La perdita per ogni attivita’ varia dai 300 euro al giorno ai 3000 nei giorni delle vigilie di Natale e Capodanno. Con questo divieto stimiamo una perdita di fatturato diretto di circa 30 milioni di euro”. Una contrazione di introiti drammatica dopo mesi di stenti a causa della pandemia.

“A Napoli e in Campania sono tantissimi i locali del food che hanno il loro “core business” nella vendita da asporto: con questa ordinanza – spiega Schiavo- sono letteralmente tagliati fuori dall’economia. Senza posti a sedere o spazi interni adeguati si ritroveranno a non poter vendere nulla, con il danno ulteriore di aver gia’ ordinato bibite e cibo per le festivita’”.

Questo non vuol dire che il Covid non sia da temere e scongiurare. “Sia chiaro e lo ribadiamo: e’ per il rispetto delle regole anti Covid, e’ favorevole ai vaccini, spinge per la sanificazione, per il distanziamento e per l’utilizzo di mascherine, ma non possono pagare dazio sempre gli stessi esercenti.

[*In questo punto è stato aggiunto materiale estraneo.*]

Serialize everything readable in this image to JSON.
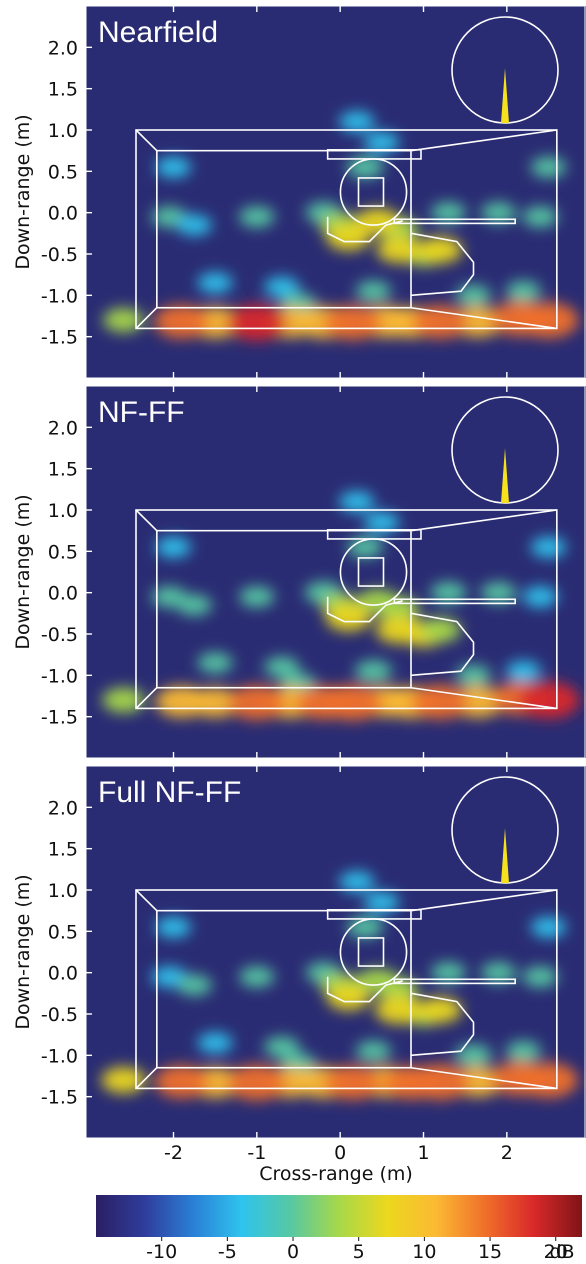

In una regione come la Campania, peraltro, dove non tutte le ordinanze vengono rispettate: perche’ non si controllano le tantissime persone che non indossano le mascherine? Invece di rendere impossibile l’esercizio della propria attivita’ ad un commerciante? Il Presidente De Luca di certo non ce l’ha con le attivita’ commerciali ma prova a salvaguardare la salute della collettivita’. Ma noi – conclude il presidente di Campania Vincenzo Schiavo- abbiamo bisogno di risposte e di aiuti concreti: queste attivita’ necessitano di supporto economico”.